It's important to be aware of initiatives like European Cybersecurity Month and ignite conversations about how companies can be better protected. So we've gathered commentary from cybersecurity leaders, offering practical advice to be more secure.
Josh Stella, Vice President and Chief Architect, Snyk
Snyk's recent State of Cloud Security Report, found that 80% of organisations experienced a serious cloud security incident during the last year. And, with skyrocketing cloud adoption, over half (58%) of developers and security professionals actually predicted that risk to increase in the year ahead.
So how can businesses mitigate these risks? A good place to start is empowering engineers to take more ownership of their cloud security. As infrastructure as code adoption goes mainstream, businesses need to invest in the tools that allow engineers to embed security throughout the entirety of the software development lifecycle.
When engineers develop secure infrastructure as code, they can catch and correct issues at the source, avoiding time-consuming remediations and rework later. Shifting cloud security left will ultimately result in faster innovation secured by default.
Jessica Ferguson, CISO, DocuSign
Initiatives like European Cybersecurity Month are important because they provide businesses with an opportunity to take stock and reflect on their existing cybersecurity infrastructure.
The discourse around cybersecurity is all too often purely focused on how organisations can adequately protect themselves against the latest ransomware, phishing or malware attacks. And while this is undoubtedly an important element of any company's cybersecurity efforts, it is also critical that businesses don't forget to safeguard existing processes and systems against malicious actors.
Particularly with identity and intellectual property theft on the rise, organisations need to focus on ensuring they can trust the legitimacy of any document, signature or entity they deal with. With only 30% of UK businesses having a sufficiently practical and secure electronic identity verification solution in place, many companies suffer from a huge — and potentially costly — blindspot in that area.

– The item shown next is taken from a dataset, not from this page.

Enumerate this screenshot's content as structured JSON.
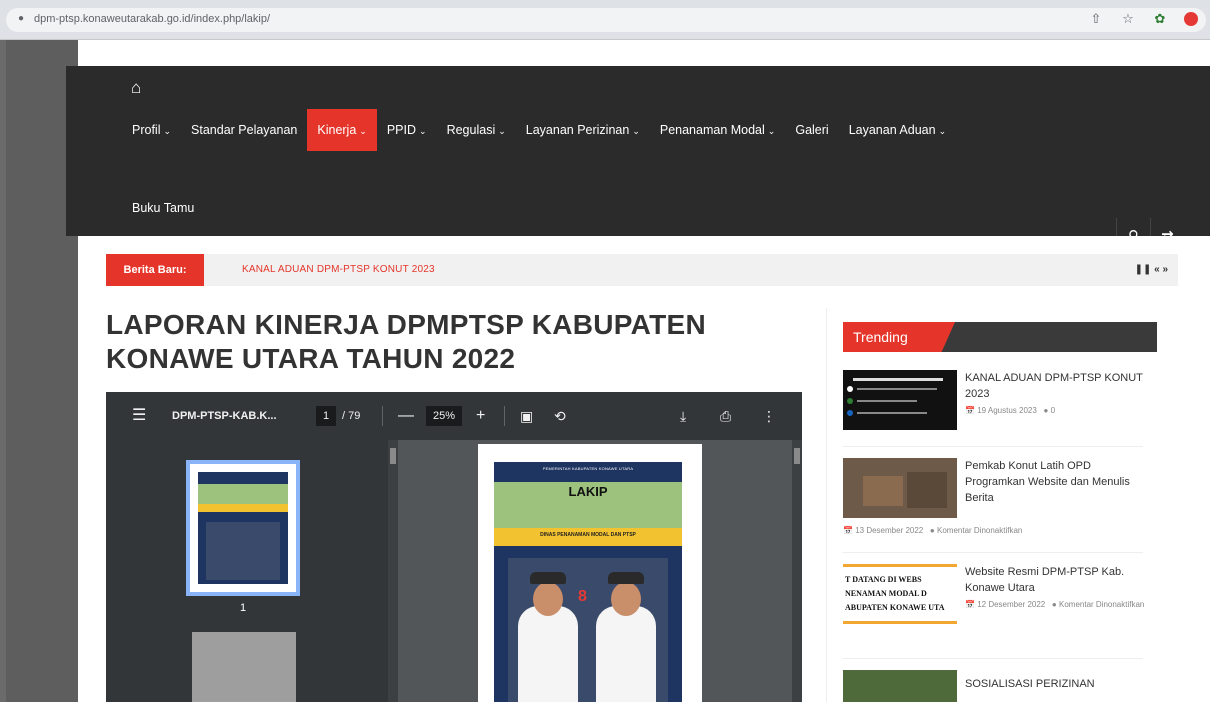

To ensure organisations don't leave themselves vulnerable, they should digitise as many of their processes as possible, switch to electronic signatures and select a platform that's trusted by their partner ecosystem to manage this process. European Cybersecurity Month is a great moment in time to start or accelerate the transition to safer and more secure digital processes.
David Maidment, Senior Director, Secure Device Ecosystem, Arm
The continued adoption of connected devices, ranging from smart cameras, smart speakers and industrial technologies, depends on the secure and trusted data they provide. As the industry faces increasingly sophisticated cyber threats, it's crucial that hardware and software developers prioritize security and it is integrated at the chip level.
Standardization is also critical when it comes to security and following a security framework can help manufacturers build a secure product quicker, easier, and more cost-effectively. Certification schemes, such as PSA Certified, help businesses meet multi-region security requirements and ensure core security functionality in devices.
At Arm, we continue to expand our end-to-end security offerings and are committed to supporting the tech ecosystem, and ultimately consumers, stay secure. By using third party security evaluation schemes to certify products, device manufacturers can accelerate the path to a more robust IoT ecosystem. We are focused on working closely with the wider technology ecosystem to simplify and speed-up security implementations, helping to instil confidence in the IoT and unleash the potential of these devices at scale.
Darren Guccione, CEO and co-founder, Keeper Security
The era of hybrid and distributed remote work is a major concern for businesses when it comes to cybersecurity. As more devices, networks, operating systems and authentication schemes are used in a hybrid environment, the security risks spiral. IT leaders are struggling to keep up with the rapid shifts in how the world works and the subsequent impact these shifts are having on their security.
Shortfalls in current cybersecurity investment are also compounding the issues. Visibility of users, password strength, identities and permissions are essential necessities, regardless of business size or sector, but they aren't being met. IT leaders admit their tech stacks lack essential tools and more than one-third lack a management platform for IT secrets, such as API keys, database passwords and credentials.
Cybersecurity is complex, with many moving parts and shifting priorities to manage. IT leaders are conscious that their defences are limited and are voicing concerns as to where those weaknesses can be found. And while many organisations are considering future investments, they face being outmatched by rising external threats and demands created by existing gaps. Analysing how cybersecurity ranks regarding leadership priorities can help demonstrate the resources necessary to meet those changing demands.
Zeki Turedi, CTO EMEA, CrowdStrike
Over the past 12 months the world has faced real challenges. Economic pressures and geopolitical tensions are more complicated than ever, and staying ahead of cybersecurity threats has never been more crucial. This month reminds us that Europe is still facing a significant increase in cybersecurity threats and attacks from state and criminal actors.
From July 2021 through June 2022, CrowdStrike's OverWatch report revealed more than 77,000 potential intrusions, with around one every 7 minutes. In fact, there has been a 50% increase in interactive intrusions year-over-year. Businesses need to ensure the right technology is in place to safeguard their organisation and people, for example implementing protocols like Zero Trust security aids real-time threat prevention and IT policy enforcement. Best practice is to hold to the principle of 1:10:60 - 1 minute to detect, 10 minutes to triage, and 60 minutes to contain any encountered threat.